The purpose of this provision was thus stated by BROWN, C.J., in Fedorowicz v. Brobst, 254 Pa. 338, 341, 98 A. 973: "While we have repeatedly said that the title to an act of assembly need not be a complete index to its contents, embodying all of the distinct provisions of the bill, we have as often declared that if it does not fairly give notice of the contemplated legislation, so as reasonably to lead to inquiry as to what is contained in the body of the bill, the third section of the third article of the Constitution is violated, and legislation in disregard of it must fall. The purpose of this constitutional provision is to give information to the members of the legislature, or others interested, by the title of the bill, of the contemplated legislation. . . . . . ."

A case closely analogous to the one at bar is Mansfield's *225 Case, 22 Pa. Super. 224. The title of the statute there involved was "An Act to regulate the treatment and control of dependent, neglected and delinquent children, under the age of sixteen years." In defining, in the first section, the terms "dependent child" and "neglected child" it was attempted to make them include more than such terms ordinarily imply. This court, in an opinion by PORTER, J., held the provisions of the act unconstitutional to the extent they exceeded what could reasonably be inferred from the title. In the course of the opinion it was said: "This title contained no intimation that it was the purpose of the act to deal with the treatment and control of all children, and the natural and inevitable conclusion of one who read the title was that the descriptive words were intended to limit and define the classes of children with which the legislation dealt. All children may be said to be dependent in the sense that they are the objects of the care of their parents, but the word could not have that signification here, for it was manifestly used as one of limitation. The term `dependent and neglected children,' as here used, unmistakably suggests children who are neglected by their natural protectors and dependent upon the public for the supply of the necessaries of life. The titleof an act must suggest its own meaning, and cannot by anydefinition in the body of the legislation be extended to includewhat its own words do not imply." (Italics supplied.)

There was neither averment nor proof in the present case that petitioner "was publicly cared for or assisted," and our conclusion is that the court below was without jurisdiction to make the order here involved against her father.

Another ground upon which appellant attacked the jurisdiction of the court below was that the evidence at the hearing demonstrates petitioner was not a bona fide "resident" of Armstrong County when she filed her petition upon the third day after her arrival from Connecticut, *226 in which state she had lived and voted for a number of years.

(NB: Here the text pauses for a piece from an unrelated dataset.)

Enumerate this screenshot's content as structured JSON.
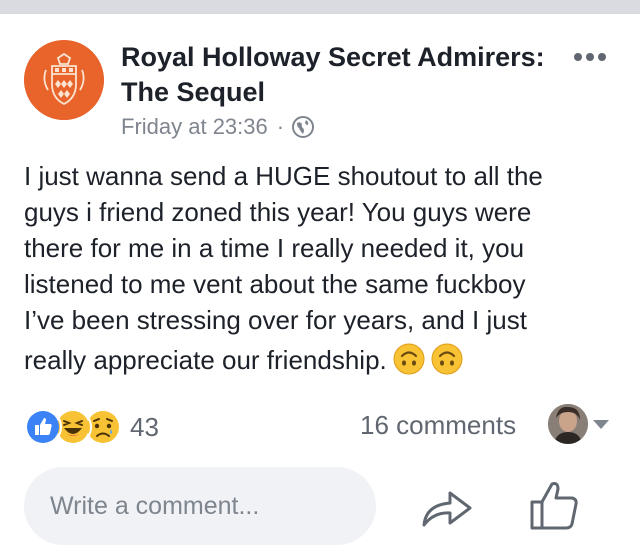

There is merit in the contention, but we prefer to dispose of this appeal upon the broader ground above stated.

The question of the general constitutionality of "The Support Law" is not involved in this case. Reference is made in each brief to the inquiry whether there is any other statute now in force under which petitioner can compel her father to contribute to her support. We are neither concerned at this time with that question, nor do we express any opinion upon it.

This proceeding was based expressly upon "The Support Law" of 1937 and the order appealed from was entered under its provisions; all we now decide is that the court below was without jurisdiction to enter the same because the statute cannot constitutionally be applied to the uncontroverted facts of this case.

Order reversed and petition dismissed at the costs of appellee.